Muito convenientemente, o diretor Michel Bertovitch escolheu o texto para a estreia da Companhia Prática de Teatro, há quatro anos em processo de trabalho. Se o resultado ainda não é o melhor, a estratégia de aprender na prática, já embutida no nome da Cia, parece ser um corajoso caminho a ser seguido. Do contrário, grandes espetáculos, pesquisas inovadoras de linguagem e outros inventos só se tornam encenações irrepreensíveis quando ficam só no projeto. A Cia ousou e está em cena sob o olhar atento da jovem plateia a quem foi destinado o espetáculo.

Muito Barulho por Nada é um texto de situações bem encadeadas. A ação se passa na cidade siciliana de Messina, quando o príncipe Dom Pedro de Aragão chega à cidade com seus companheiros. Numa trama cheia de romance, aventura, conflito e bom desfecho, Hero e Cláudio se apaixonam e, antes do final feliz, o final plot se dá pela interferência de uma providencial intriga. Numa falsa trama paralela, personagens antagônicos como Beatriz e Benedito têm os diálogos mais brilhantes do texto. Subvertendo a ordem dos opostos que se atraem, os dois personagens defendem sua liberdade na mesma medida em que nutrem um profundo desprezo pelo amor. Como em qualquer situação extrema, esses personagens são presas ideais para as ciladas da paixão. Enfim, na vida como na arte, o intelecto se rende à simplicidade.

Mesmo utilizando bem o texto, a direção de Bertovicht para seu numeroso elenco é cheia de entradas e saídas, marcadas além do necessário. As cenas do coro, ao contrário de movimentar a ação são vistas como pausas, quase desfiles de oportunidades, para que toda a Cia esteja em cena.

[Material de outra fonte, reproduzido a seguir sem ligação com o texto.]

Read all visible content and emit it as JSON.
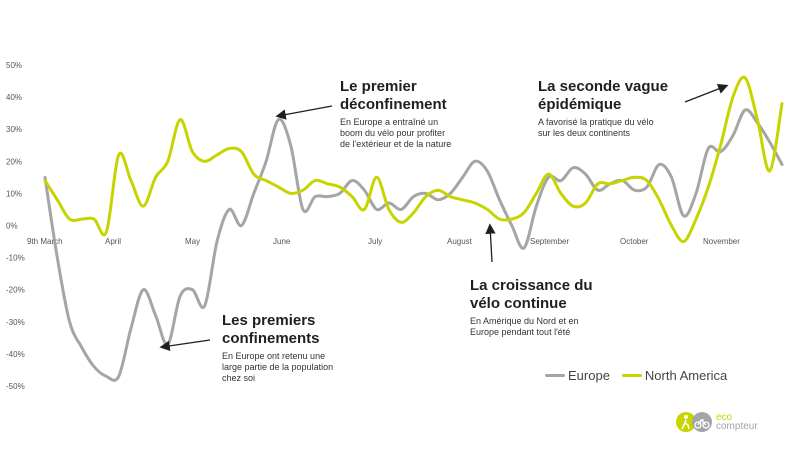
{
  "chart_data": {
    "type": "line",
    "x_labels": [
      "9th March",
      "April",
      "May",
      "June",
      "July",
      "August",
      "September",
      "October",
      "November"
    ],
    "y_ticks": [
      "50%",
      "40%",
      "30%",
      "20%",
      "10%",
      "0%",
      "-10%",
      "-20%",
      "-30%",
      "-40%",
      "-50%"
    ],
    "ylim": [
      -50,
      50
    ],
    "grid": false,
    "legend_position": "bottom-right",
    "series": [
      {
        "name": "Europe",
        "color": "#a5a5a5",
        "values": [
          15,
          -10,
          -30,
          -38,
          -44,
          -47,
          -47,
          -32,
          -20,
          -28,
          -37,
          -22,
          -20,
          -25,
          -5,
          5,
          0,
          10,
          20,
          33,
          25,
          5,
          9,
          9,
          10,
          14,
          11,
          5,
          7,
          5,
          9,
          10,
          8,
          10,
          15,
          20,
          17,
          8,
          0,
          -7,
          6,
          15,
          14,
          18,
          16,
          11,
          13,
          14,
          11,
          12,
          19,
          15,
          3,
          10,
          24,
          23,
          28,
          36,
          32,
          26,
          19
        ]
      },
      {
        "name": "North America",
        "color": "#c8d400",
        "values": [
          14,
          8,
          2,
          2,
          2,
          -2,
          22,
          14,
          6,
          15,
          20,
          33,
          23,
          20,
          22,
          24,
          23,
          16,
          14,
          12,
          10,
          11,
          14,
          13,
          12,
          9,
          5,
          15,
          5,
          1,
          4,
          9,
          11,
          9,
          8,
          7,
          5,
          2,
          2,
          4,
          10,
          16,
          10,
          6,
          7,
          13,
          13,
          14,
          15,
          14,
          8,
          0,
          -5,
          2,
          12,
          25,
          40,
          46,
          33,
          17,
          38
        ]
      }
    ],
    "annotations": [
      {
        "title": "Les premiers\nconfinements",
        "body": "En Europe ont retenu une\nlarge partie de la population\nchez soi"
      },
      {
        "title": "Le premier\ndéconfinement",
        "body": "En Europe a entraîné un\nboom du vélo pour profiter\nde l'extérieur et de la nature"
      },
      {
        "title": "La croissance du\nvélo continue",
        "body": "En Amérique du Nord et en\nEurope pendant tout l'été"
      },
      {
        "title": "La seconde vague\népidémique",
        "body": "A favorisé la pratique du vélo\nsur les deux continents"
      }
    ]
  },
  "legend": {
    "items": [
      {
        "label": "Europe",
        "color": "#a5a5a5"
      },
      {
        "label": "North America",
        "color": "#c8d400"
      }
    ]
  },
  "logo": {
    "line1": "eco",
    "line2": "compteur",
    "brand_color": "#c8d400",
    "grey_color": "#a5a5a5"
  }
}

É interessante essa participação, mas, sem função, fica gratuita O ideal seria “enxugar” essas intervenções. Outras cenas longas e de comédia caricata, como a da prisão dos caluniadores também poderia ser encurtada.

Mas nem tudo se perde no palco. Paloma Riani, uma atriz bissexta, que vem canalizando seu talento para o trabalho de direção, está excelente no papel de Beatriz. Sua composição se destaca no espetáculo, onde tira o melhor do texto. Acompanhando de perto o trabalho da atriz estão em cena, também em personagens de destaques, Michel Bertovicht, Inês Cardoso, Flávio Antônio e Felipe Martins.

Muito Barulho por Nada tem ainda música ao vivo, tocada pelo próprio elenco. Um esforço de produção plenamente recompensado em cena. O espetáculo feito por e para a jovem plateia cumpre sua função de levar essa fatia do público ao teatro. Mais uma investida na política de formação de plateia que há muito se discute na teoria, mas que poucas vezes é posta em prática pelos encenadores. O importante é tentar e a Companhia Prática de Teatro tem todas as condições de levar o seu trabalho adiante.